An ounce of prevention
Each fall you should have your mechanic perform a winterization on your vehicle, after all, the best way to handle roadside emergencies is to prevent them. Be sure that he or she includes the following:
- Check and top off all fluids including radiator and windshield washer.
- Replace your wiper blades.
- Check your battery.
- Check your tire treads.
If it happens
There are several actions that you should and should not take in the event of a roadside stranding. First and foremost, you should stay with your vehicle. The horrific story of the Kim family proves why. Mrs. Kim and her two daughters survived unscathed in uninhabited Oregon country for nine days. Her husband sadly, met his demise via hypothermia as he attempted to find help on foot. Stay. With. Your. Car.

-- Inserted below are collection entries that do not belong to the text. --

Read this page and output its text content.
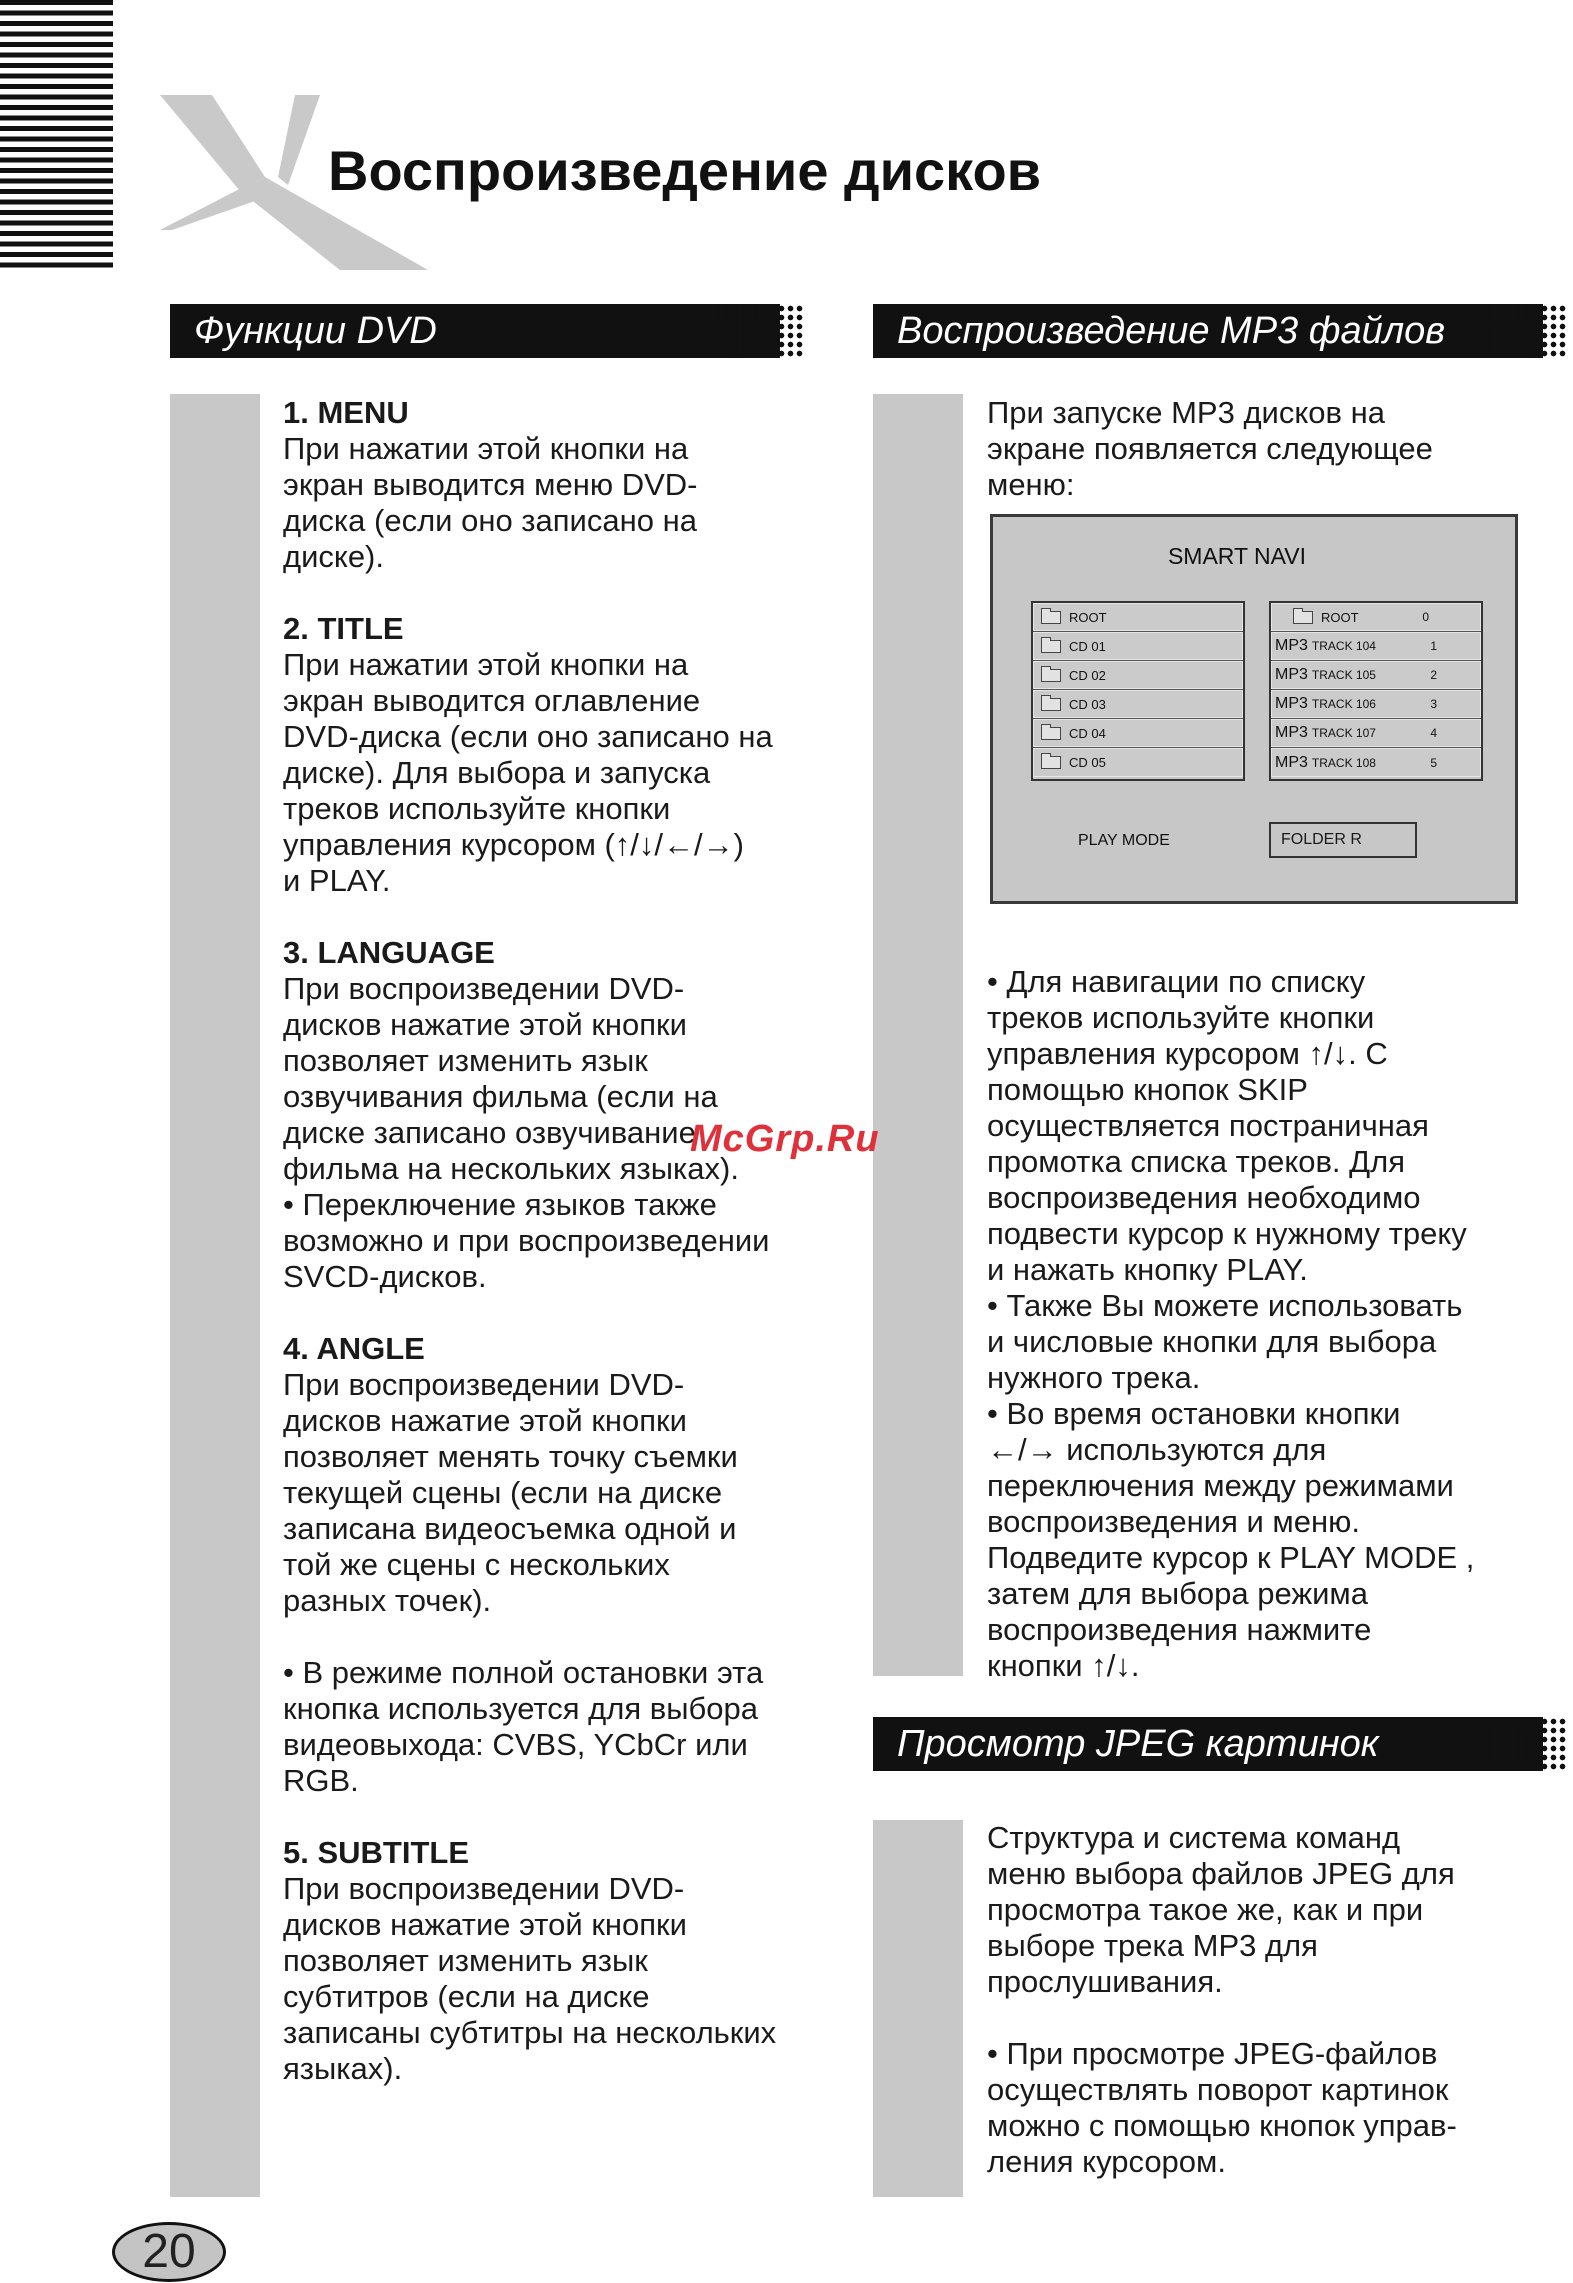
Воспроизведение дисков
Функции DVD

1. MENU

При нажатии этой кнопки на
экран выводится меню DVD-
диска (если оно записано на
диске).

2. TITLE

При нажатии этой кнопки на
экран выводится оглавление
DVD-диска (если оно записано на
диске). Для выбора и запуска
треков используйте кнопки
управления курсором (↑/↓/←/→)
и PLAY.

3. LANGUAGE

При воспроизведении DVD-
дисков нажатие этой кнопки
позволяет изменить язык
озвучивания фильма (если на
диске записано озвучивание
фильма на нескольких языках).
• Переключение языков также
возможно и при воспроизведении
SVCD-дисков.

4. ANGLE

При воспроизведении DVD-
дисков нажатие этой кнопки
позволяет менять точку съемки
текущей сцены (если на диске
записана видеосъемка одной и
той же сцены с нескольких
разных точек).

• В режиме полной остановки эта
кнопка используется для выбора
видеовыхода: CVBS, YCbCr или
RGB.

5. SUBTITLE

При воспроизведении DVD-
дисков нажатие этой кнопки
позволяет изменить язык
субтитров (если на диске
записаны субтитры на нескольких
языках).

Воспроизведение MP3 файлов

При запуске MP3 дисков на
экране появляется следующее
меню:

SMART NAVI
ROOT
CD 01
CD 02
CD 03
CD 04
CD 05
ROOT	0
MP3 TRACK 104	1
MP3 TRACK 105	2
MP3 TRACK 106	3
MP3 TRACK 107	4
MP3 TRACK 108	5
PLAY MODE	FOLDER R

• Для навигации по списку
треков используйте кнопки
управления курсором ↑/↓. С
помощью кнопок SKIP
осуществляется постраничная
промотка списка треков. Для
воспроизведения необходимо
подвести курсор к нужному треку
и нажать кнопку PLAY.
• Также Вы можете использовать
и числовые кнопки для выбора
нужного трека.
• Во время остановки кнопки
←/→ используются для
переключения между режимами
воспроизведения и меню.
Подведите курсор к PLAY MODE ,
затем для выбора режима
воспроизведения нажмите
кнопки ↑/↓.

Просмотр JPEG картинок

Структура и система команд
меню выбора файлов JPEG для
просмотра такое же, как и при
выборе трека MP3 для
прослушивания.

• При просмотре JPEG-файлов
осуществлять поворот картинок
можно с помощью кнопок управ-
ления курсором.

McGrp.Ru
20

Next, make your car as visible as possible. Use any creative means you can think of to make your vehicle stand out. Reflectors, bright ribbons, flares, a mylar blanket, and an open hood are all ideas that can help you get spotted sooner.
Can I use my car heater?
Using your car heater comes with the risks of killing the battery and carbon monoxide poisoning. If you feel that it is necessary, turn it on for a few minutes at a time. You should first assure that your tailpipe is clear of snow and crack your windows slightly.

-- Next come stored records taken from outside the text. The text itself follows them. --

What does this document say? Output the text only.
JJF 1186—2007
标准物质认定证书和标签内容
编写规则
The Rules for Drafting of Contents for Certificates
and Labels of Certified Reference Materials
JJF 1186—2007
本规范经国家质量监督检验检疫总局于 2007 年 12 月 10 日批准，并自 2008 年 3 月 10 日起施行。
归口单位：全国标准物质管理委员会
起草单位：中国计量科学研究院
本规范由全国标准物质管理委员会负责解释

Before resorting to this try these ideas to keep warm:
- Wrap up in a blanket.
- Put on your emergency gloves, socks, and hat.
- Share body heat.
- Move your body in any way you can.
- Eat a small snack and sip your water.
Being prepared for winter woes is a no-brainer in our neck of the woods but, for some reason, we fail to act. I think it is the, “it won’t happen syndrome”. I am certain that Lauren Weinberg and the Kim family thought the same thing. I promise that you will never regret having a proper roadside emergency kit in your car.